Sanatçı Kemal Görgü, "Olof Palme'nin öldürüldüğü gün de aynı şey oldu. Sonra Türk MİTi tarafından oyuna geldiniz. Palme Kürtlerin dostu olmasına rağmen... Sonra zaten Türk faşizminin zulmü altındaki Kürt halkına saldırdınız" diye kaydetti.

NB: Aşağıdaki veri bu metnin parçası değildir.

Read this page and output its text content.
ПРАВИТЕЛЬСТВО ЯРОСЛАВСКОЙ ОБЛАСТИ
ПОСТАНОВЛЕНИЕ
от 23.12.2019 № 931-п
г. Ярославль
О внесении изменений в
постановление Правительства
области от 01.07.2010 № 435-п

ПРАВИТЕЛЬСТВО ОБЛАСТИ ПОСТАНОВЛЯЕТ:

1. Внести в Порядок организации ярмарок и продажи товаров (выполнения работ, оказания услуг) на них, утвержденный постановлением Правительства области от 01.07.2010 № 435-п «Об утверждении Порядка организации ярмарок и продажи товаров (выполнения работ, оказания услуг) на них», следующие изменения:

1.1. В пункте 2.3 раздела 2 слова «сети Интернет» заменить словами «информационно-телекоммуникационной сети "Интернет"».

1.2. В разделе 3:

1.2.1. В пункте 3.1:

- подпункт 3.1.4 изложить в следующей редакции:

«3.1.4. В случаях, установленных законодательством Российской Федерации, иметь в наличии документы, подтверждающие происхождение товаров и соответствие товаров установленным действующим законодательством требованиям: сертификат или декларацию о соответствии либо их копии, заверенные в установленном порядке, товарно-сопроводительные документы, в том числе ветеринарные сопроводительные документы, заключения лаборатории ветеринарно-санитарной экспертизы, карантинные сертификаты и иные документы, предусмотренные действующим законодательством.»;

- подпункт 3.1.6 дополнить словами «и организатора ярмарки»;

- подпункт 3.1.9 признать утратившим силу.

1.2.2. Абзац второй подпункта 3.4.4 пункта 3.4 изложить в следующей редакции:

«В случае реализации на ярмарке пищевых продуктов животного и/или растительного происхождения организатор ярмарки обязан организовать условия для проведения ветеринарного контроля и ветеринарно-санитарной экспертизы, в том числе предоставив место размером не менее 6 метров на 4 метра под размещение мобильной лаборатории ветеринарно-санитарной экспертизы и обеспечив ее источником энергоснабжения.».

'EN ÇOK KÜRTLER ETKİLENECEK'
Siyasetçi An Margret Livh, "Kürtlerin haklı olduğunu biliyorum. Konu sadece Kürtler değil, yine de Kürt meselesi üzerinden gündeme getirmek istiyorum çünkü bugün Türkiye ve İsveç'te en çok Kürtler etkileniyor ve bu çok uzun süredir devam eden bir şey. Zamanında Türk devletinin Kürtlere ve İsveç'te Kürt sorunu için çalışan diğerlerine zulmettiğini biliyoruz. Kaç tanesi sınır dışı edilecek? Bilmiyorum, ama bazılarınız muhtemelen biliyor. Evet ve bu İsveç için bir utanç. Bunca yıldır Kürt meselesiyle iç içe olan bir İsveçli olarak bunun olacağını hiç düşünmemiş olmam benim için utanç verici. İfade özgürlüğünü alçaltacağımızı, demokrasiyi alçaltacağımızı, aslında uluslararası düzeyde barış için kadın haklarını savunan bir demokrasiden bu kadar hızlı gideceğimizi hiç düşünmemiştim. Şimdi ne yapacağız? Biz mi? Şimdi Türkiye'ye silah gönderiyoruz ama bu yasa, bu hükümetin demokrasiye getirdiği diğer tüm kısıtlamalarla birleşti. Hayati tehlike arz ediyor ve yakında demokrasinin ve ifade özgürlüğünün aslında Türkiye'deki gibi olmadığı, Avrupa'daki diğer birçok ülkenin olduğu gibi bir ülkede yaşıyor olabiliriz. O halde savaşmaya devam etmek bize kalmış" şeklinde konuştu.